Section 60
Chapter 59,802

High Rates of Occult Hepatitis B Virus Infection in HIV-Positive Individuals Initiating Antiretroviral Therapy in Botswana

Ryan, K.; Anderson, M.; Gyurova, I.; Ambroggio, L.; Moyo, S.; Sebunya, T.; Makhema, J.; Marlink, R.; Essex, M.; Musonda, R.; Gaseitsiwe, S.; Blackard, J.T.

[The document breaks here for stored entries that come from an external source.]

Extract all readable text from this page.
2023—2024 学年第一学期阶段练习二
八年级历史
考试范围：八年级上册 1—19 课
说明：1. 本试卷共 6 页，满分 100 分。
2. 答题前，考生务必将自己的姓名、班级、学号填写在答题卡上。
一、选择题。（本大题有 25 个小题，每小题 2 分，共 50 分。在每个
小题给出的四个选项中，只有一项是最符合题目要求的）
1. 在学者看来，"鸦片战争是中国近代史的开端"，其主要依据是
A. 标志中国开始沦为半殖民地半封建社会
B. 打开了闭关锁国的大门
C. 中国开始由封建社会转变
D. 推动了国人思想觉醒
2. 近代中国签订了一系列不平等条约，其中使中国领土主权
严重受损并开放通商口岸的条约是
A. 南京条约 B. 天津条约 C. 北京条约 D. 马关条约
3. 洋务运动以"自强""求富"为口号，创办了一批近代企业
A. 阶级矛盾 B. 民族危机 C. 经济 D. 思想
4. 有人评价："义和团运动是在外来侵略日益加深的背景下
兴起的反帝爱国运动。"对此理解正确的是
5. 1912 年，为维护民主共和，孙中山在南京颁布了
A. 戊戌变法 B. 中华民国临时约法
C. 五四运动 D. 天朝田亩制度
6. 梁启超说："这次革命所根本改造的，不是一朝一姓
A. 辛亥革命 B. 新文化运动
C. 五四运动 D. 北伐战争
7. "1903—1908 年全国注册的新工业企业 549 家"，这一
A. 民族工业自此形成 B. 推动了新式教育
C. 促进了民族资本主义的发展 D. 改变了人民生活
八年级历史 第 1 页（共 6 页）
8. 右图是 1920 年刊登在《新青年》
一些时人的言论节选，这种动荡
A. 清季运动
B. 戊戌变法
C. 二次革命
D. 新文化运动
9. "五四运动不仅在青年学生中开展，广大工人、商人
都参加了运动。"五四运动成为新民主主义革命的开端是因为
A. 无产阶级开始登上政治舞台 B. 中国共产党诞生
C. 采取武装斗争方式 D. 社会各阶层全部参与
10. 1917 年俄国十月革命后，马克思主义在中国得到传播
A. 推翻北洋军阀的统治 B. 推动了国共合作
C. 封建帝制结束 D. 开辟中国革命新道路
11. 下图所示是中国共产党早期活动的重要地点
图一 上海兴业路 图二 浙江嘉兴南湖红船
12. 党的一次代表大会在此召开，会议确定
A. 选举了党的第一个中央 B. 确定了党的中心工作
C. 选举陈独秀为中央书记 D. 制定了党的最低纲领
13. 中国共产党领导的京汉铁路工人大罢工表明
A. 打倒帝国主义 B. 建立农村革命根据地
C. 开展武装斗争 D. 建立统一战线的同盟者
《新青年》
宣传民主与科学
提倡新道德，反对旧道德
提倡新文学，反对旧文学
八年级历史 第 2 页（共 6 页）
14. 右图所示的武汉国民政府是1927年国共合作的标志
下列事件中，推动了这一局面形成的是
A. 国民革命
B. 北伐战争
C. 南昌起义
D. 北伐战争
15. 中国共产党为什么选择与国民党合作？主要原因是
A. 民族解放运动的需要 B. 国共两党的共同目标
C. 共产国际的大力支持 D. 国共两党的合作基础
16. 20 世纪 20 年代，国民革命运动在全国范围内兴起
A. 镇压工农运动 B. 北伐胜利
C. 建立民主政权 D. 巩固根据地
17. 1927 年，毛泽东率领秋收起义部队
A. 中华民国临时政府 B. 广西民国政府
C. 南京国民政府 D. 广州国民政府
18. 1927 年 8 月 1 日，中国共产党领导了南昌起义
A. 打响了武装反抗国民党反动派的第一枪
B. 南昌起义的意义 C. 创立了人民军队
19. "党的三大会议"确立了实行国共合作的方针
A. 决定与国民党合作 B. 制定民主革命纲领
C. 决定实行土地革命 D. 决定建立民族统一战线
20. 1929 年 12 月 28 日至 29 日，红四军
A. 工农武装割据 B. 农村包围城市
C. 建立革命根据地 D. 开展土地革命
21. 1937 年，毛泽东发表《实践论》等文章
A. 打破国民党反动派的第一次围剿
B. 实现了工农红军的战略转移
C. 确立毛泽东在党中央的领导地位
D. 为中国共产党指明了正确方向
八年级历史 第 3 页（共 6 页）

Open Forum Infectious Diseases 4(4): Ofx195


ISSN/ISBN: 2328-8957
PMID: 29062862
DOI: 10.1093/ofid/ofx195
Accession: 059801290

Hepatitis B surface antigen (HBsAg)-negative but hepatitis B virus (HBV) DNA-positive infection-known as occult hepatitis B infection (OBI)-occurs in 1% to >15% of HIV-positive individuals in the United States and South Africa, respectively. However, there are no data on OBI from Botswana, a country known to be hyperendemic for chronic HBV infection and to have a significant HIV burden. Two hundred seventy-two adults enrolled in an HIV treatment study of tenofovir/emtricitabine as the nucleoside backbone who were previously determined to be HBsAg negative were tested for HBV DNA at baseline and 1 year after initiation of highly active antiretroviral therapy (HAART). HBV DNA was detected in 72 of 272 (26.5%). Six individuals (8.3%) had HBV DNA levels greater than 200 IU/mL, and the highest viral load was 3280 IU/mL. Of 65 participants with OBI evaluated at 12 months after initiating HAART, only 1 (1.5%) had detectable HBV DNA. Occult HBV infection is quite common in HIV-infected patients in Botswana, although its impact on the course of HIV disease progression is unknown. The suppression of occult HBV DNA levels by tenofovir/emtricitabine suggests an effective therapeutic option, although the long-term suppressive abilities remain unstudied.